I am new at prodigy and working on a NER model with multiple new labels. I am wondering how to optimise the creation of such model.

This model should have between 10 and 15 labels, mostly derived from Spacy native named entities (PERSON, ORG, NORP,....). In fact, some labels should be exactly as in Spacy model (e.g PERSON), while others (e.g NORP), should be split into different labels (e.g NAT for nationalities, POA for political affiliation).

I first try to manually annotate sentences from a large dataset with all labels, using a pattern json file with patterns for my set of labels. But I soon realised that I was getting confused and making mistakes (missing labels and changing rules with time). Also, my large dataset was not particularly optimal for some labels.

So my second approach was the following: manually annotate each label using a dedicated dataset (so that I would find named entities on almost every example). In short, for each label, I used ner.manual, then trained the model and then ner.correct until I reached the F-score I wanted (>~80%).

That worked well and gave me good precision and recall for each model (one model per label).

What is the best way to combine my single label-based models into one multiple labels model?

Or, if I had trained a model with say 5 new named entities and later on created a new label, how could I "add it" to my existing model?

Or perhaps, assuming I was entirely satisfied with Spacy NER model performance for the label PERSON but wanted to use my trained model for ORG (for instance), would there be a way to do so?

Thanks in advance for your help.

PaulineB

Hi! I think your experience and intuition makes sense here – we've also found that annotating all labels together (especially for large sets) can often makes things more difficult because you constantly have to think about all labels and it makes it harder to adjust the label scheme during the development phase.

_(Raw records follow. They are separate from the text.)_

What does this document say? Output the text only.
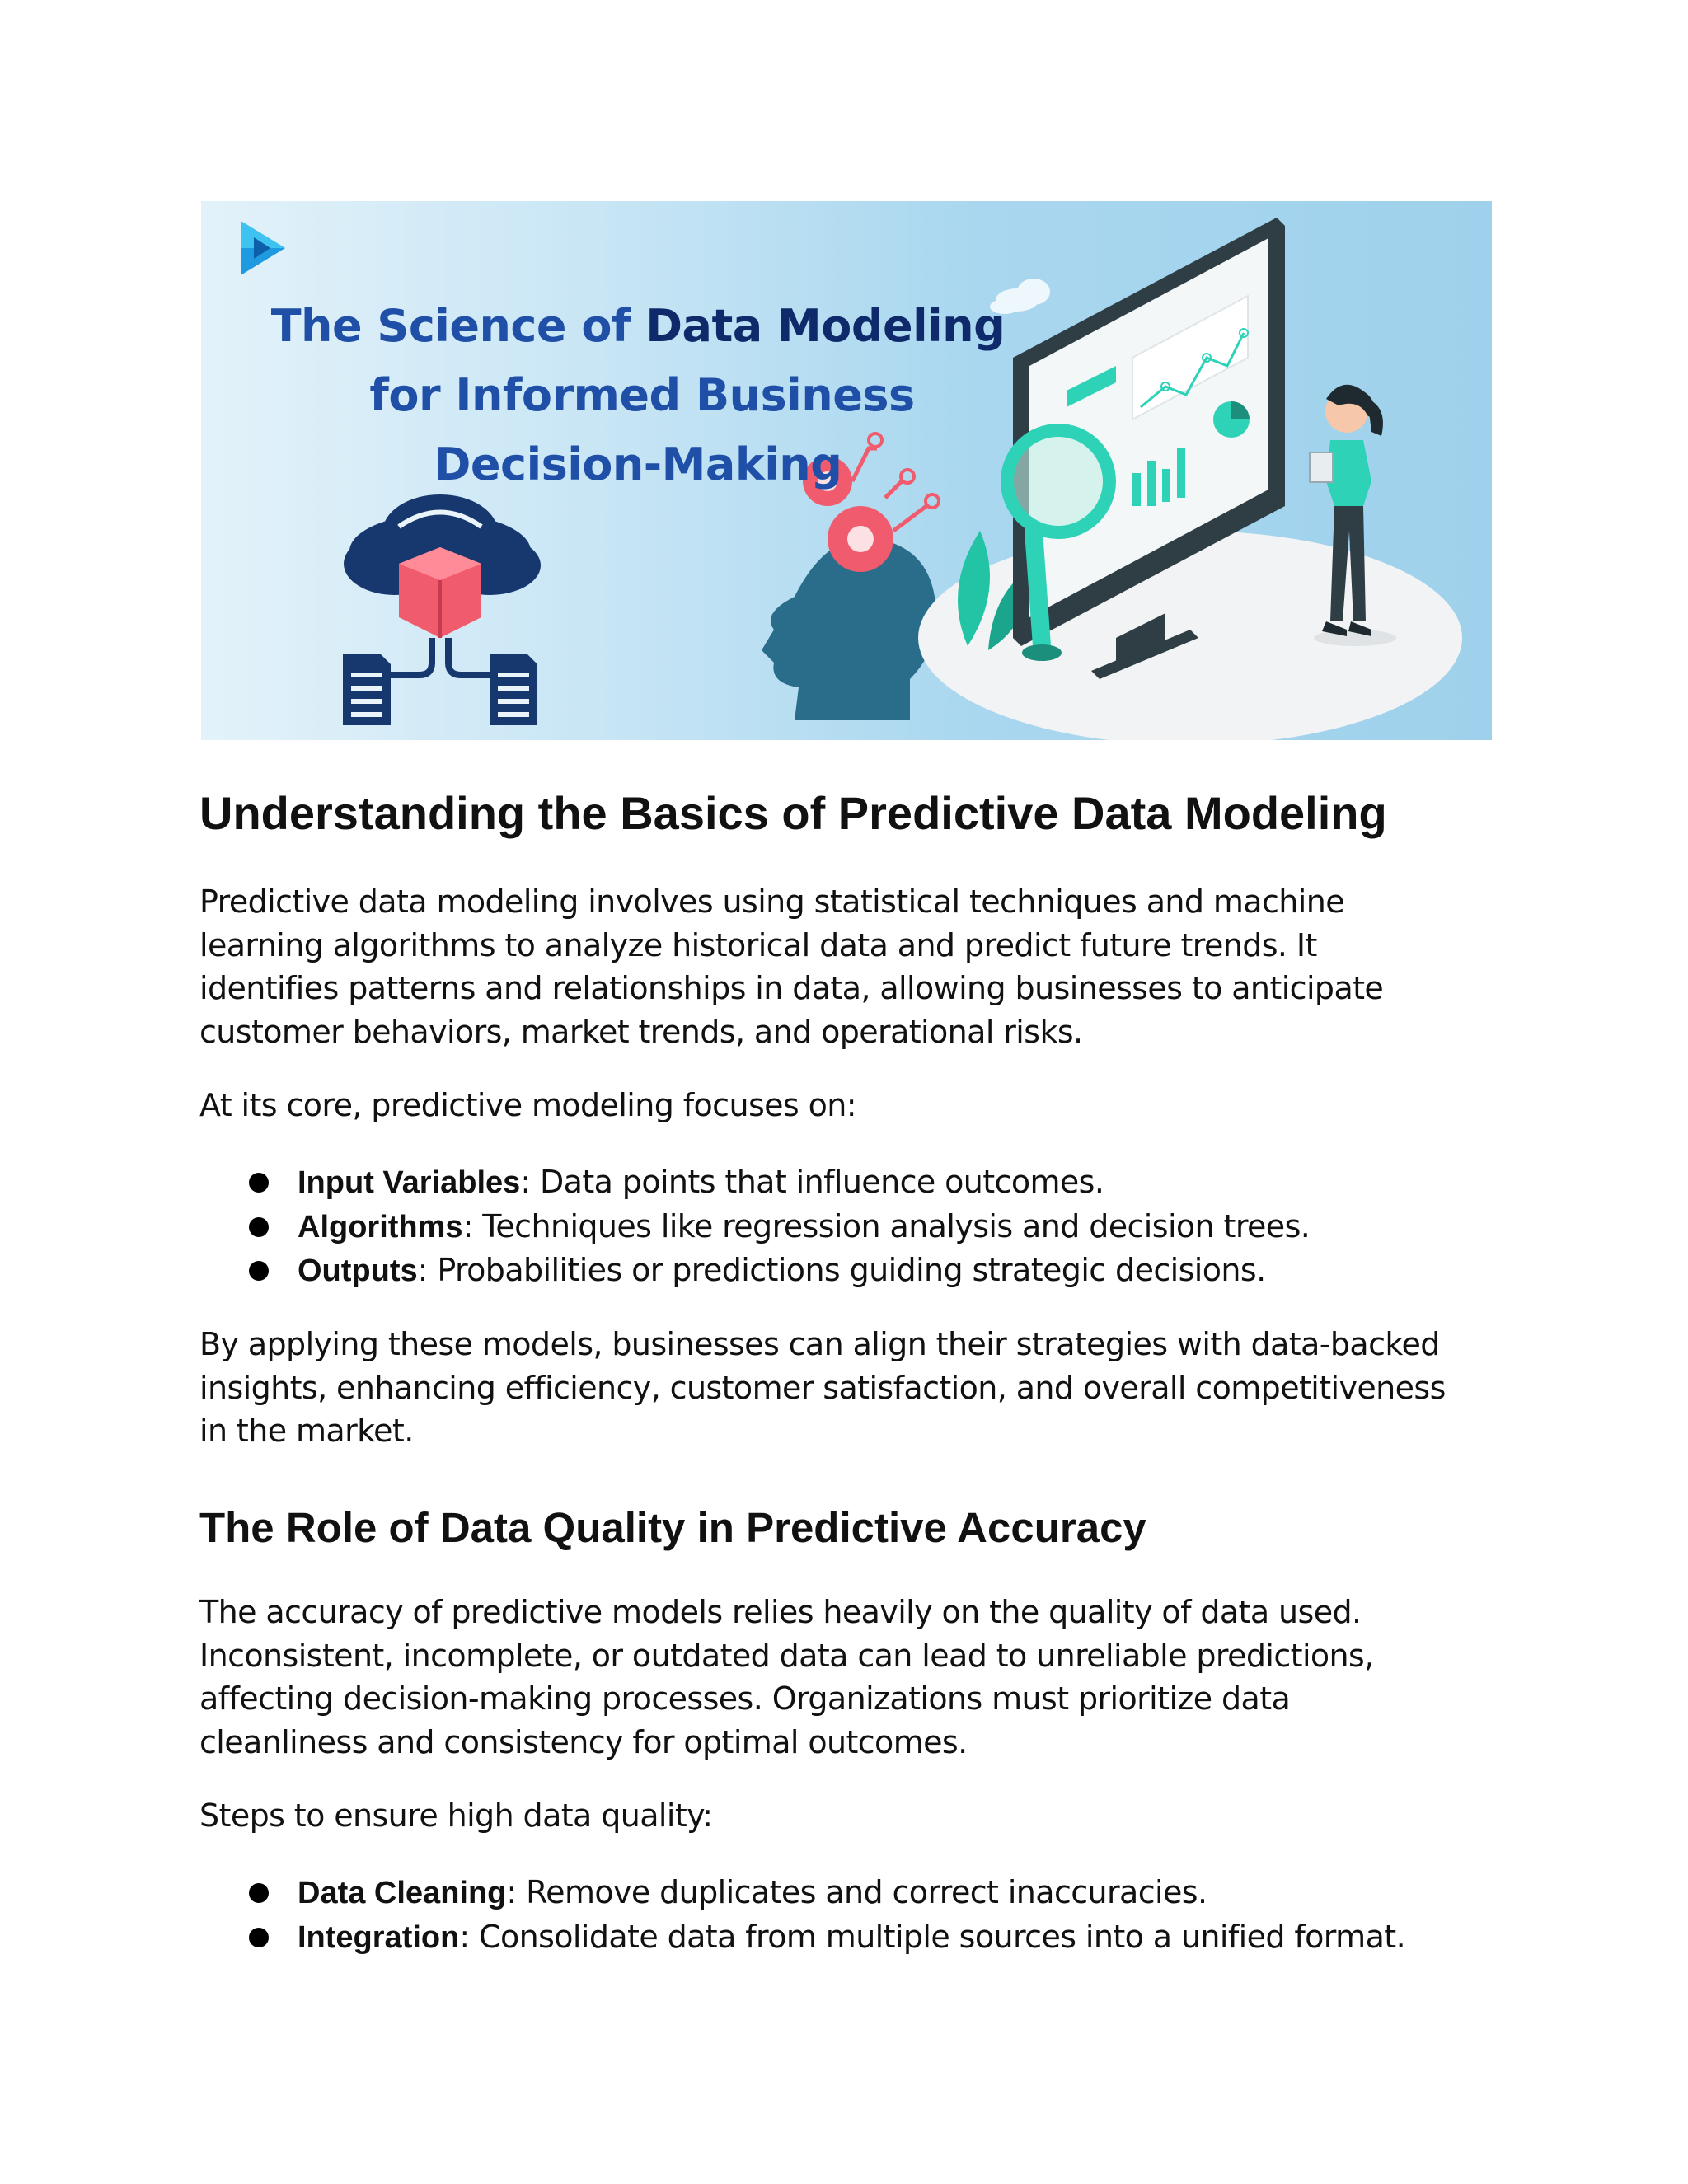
The Science of Data Modeling
for Informed Business
Decision-Making
Understanding the Basics of Predictive Data Modeling

Predictive data modeling involves using statistical techniques and machine
learning algorithms to analyze historical data and predict future trends. It
identifies patterns and relationships in data, allowing businesses to anticipate
customer behaviors, market trends, and operational risks.

At its core, predictive modeling focuses on:

Input Variables: Data points that influence outcomes.
Algorithms: Techniques like regression analysis and decision trees.
Outputs: Probabilities or predictions guiding strategic decisions.

By applying these models, businesses can align their strategies with data-backed
insights, enhancing efficiency, customer satisfaction, and overall competitiveness
in the market.

The Role of Data Quality in Predictive Accuracy

The accuracy of predictive models relies heavily on the quality of data used.
Inconsistent, incomplete, or outdated data can lead to unreliable predictions,
affecting decision-making processes. Organizations must prioritize data
cleanliness and consistency for optimal outcomes.

Steps to ensure high data quality:

Data Cleaning: Remove duplicates and correct inaccuracies.
Integration: Consolidate data from multiple sources into a unified format.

Ideally, you'd always want to be training from scratch using all annotations. The presence or absence of one label can have an impact on all other labels, so it makes sense to train your model on all labels combined. So whenever you have a new label, you add the annotations for it and then retrain on all datasets.

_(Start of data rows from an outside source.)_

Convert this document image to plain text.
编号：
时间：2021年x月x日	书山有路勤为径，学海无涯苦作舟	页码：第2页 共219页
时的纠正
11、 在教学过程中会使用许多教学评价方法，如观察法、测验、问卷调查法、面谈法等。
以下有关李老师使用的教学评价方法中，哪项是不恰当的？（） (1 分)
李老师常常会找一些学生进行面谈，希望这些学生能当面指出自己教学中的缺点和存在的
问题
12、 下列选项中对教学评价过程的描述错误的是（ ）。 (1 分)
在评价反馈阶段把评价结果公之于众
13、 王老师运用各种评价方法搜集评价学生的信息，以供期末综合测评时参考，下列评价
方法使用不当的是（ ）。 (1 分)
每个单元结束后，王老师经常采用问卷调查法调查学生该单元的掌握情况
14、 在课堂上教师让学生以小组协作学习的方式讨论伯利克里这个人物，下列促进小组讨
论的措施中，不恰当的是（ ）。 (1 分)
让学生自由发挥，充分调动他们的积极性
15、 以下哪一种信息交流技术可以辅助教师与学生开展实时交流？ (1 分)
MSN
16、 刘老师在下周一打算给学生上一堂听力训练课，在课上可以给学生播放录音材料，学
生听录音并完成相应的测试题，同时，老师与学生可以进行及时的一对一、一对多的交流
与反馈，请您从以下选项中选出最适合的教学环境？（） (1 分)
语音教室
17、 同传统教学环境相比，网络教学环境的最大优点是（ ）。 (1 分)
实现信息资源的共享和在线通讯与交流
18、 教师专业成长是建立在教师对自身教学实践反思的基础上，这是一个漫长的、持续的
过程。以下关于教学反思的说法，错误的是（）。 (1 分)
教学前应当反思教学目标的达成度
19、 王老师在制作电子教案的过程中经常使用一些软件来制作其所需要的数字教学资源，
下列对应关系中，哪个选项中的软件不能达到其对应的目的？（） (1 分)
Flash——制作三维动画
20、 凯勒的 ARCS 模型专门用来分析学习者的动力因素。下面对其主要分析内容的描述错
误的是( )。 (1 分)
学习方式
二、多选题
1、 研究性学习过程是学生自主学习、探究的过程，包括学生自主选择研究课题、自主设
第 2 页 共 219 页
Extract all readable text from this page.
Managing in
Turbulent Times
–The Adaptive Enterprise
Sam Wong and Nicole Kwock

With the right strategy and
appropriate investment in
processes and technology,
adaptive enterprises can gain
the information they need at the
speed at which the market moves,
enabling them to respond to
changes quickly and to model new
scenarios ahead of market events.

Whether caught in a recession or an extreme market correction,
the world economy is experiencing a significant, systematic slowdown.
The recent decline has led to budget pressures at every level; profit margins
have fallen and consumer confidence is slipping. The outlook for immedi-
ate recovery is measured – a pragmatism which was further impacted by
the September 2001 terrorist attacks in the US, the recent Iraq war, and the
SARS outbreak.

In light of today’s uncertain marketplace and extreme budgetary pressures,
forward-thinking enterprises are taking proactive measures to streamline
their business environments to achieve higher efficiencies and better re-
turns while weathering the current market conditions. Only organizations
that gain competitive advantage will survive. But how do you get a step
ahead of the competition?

This souldn't be more work either – if you're using Prodigy v1.9+, the train and data-to-spacy recipes will take care of merging annotations from multiple datasets automatically. The merged data wll only contain each example once, and all annotations referring to that example will be merged togethet (data-to-spacy even merges annotations of different types, like text classification and NER.

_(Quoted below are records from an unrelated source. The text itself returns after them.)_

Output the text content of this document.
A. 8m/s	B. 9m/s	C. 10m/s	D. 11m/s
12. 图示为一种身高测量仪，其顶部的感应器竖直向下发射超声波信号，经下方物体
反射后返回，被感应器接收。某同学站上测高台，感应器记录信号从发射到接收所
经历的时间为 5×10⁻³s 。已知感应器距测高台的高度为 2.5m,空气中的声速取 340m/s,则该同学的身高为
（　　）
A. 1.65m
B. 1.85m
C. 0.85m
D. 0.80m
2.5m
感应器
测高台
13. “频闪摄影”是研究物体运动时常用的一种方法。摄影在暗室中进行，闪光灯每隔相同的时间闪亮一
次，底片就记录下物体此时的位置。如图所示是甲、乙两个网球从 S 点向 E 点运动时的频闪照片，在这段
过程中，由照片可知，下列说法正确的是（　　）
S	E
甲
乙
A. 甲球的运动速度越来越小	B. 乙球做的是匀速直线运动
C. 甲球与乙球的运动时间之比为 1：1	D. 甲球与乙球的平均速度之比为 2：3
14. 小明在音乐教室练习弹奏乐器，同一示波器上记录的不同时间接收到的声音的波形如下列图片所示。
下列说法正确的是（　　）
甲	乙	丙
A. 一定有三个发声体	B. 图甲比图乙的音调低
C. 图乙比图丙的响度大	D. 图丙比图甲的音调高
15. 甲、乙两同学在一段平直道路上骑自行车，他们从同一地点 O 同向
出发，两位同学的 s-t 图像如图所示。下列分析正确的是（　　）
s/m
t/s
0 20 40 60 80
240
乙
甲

If you're annotating a new label and you're worried that there might be overlap with other labels, you could also re-annotate an existing dataset with another label. So if you have a dataset with ORG anotations and you want to add annotations for PRODUCT, export the data with db-out and re-annotate it with --label ORG,PRODUCT. You'll the the existing annotations and can adjust them if needed, and you'll be able to add new annotations for PRODUCT. Later on, you can then train with your new ORG/PRODUCT dataset instead of the ORG dataset.

Thank you Ines,

Your answer makes complete sense. I realised that my problem was that some labels were more scarce than others and so I had created special datasets for those and got good scores for the single label models. But when combining the datasets the overall multi-labels model performance was degraded, most likely because I didn't annotate these datasets with the remaining labels. As per your recommendation I will train my model for all labels on each dataset before combining them to train the multi-label models.

So far I have been using merge_spans to combine the dataset but I can also use data-to-spacy, it should amount to the same for NER right?

Thank you,

PaulineB

1 Like

Yes, exactly! If you have a choice, I'd definitely recommend using data-to-spacy, as it also performs additiona validation (e.g. if you accidentally use the wrong dataset with the wrong types of annotation), and it can handle different annotation types and create combined corpora.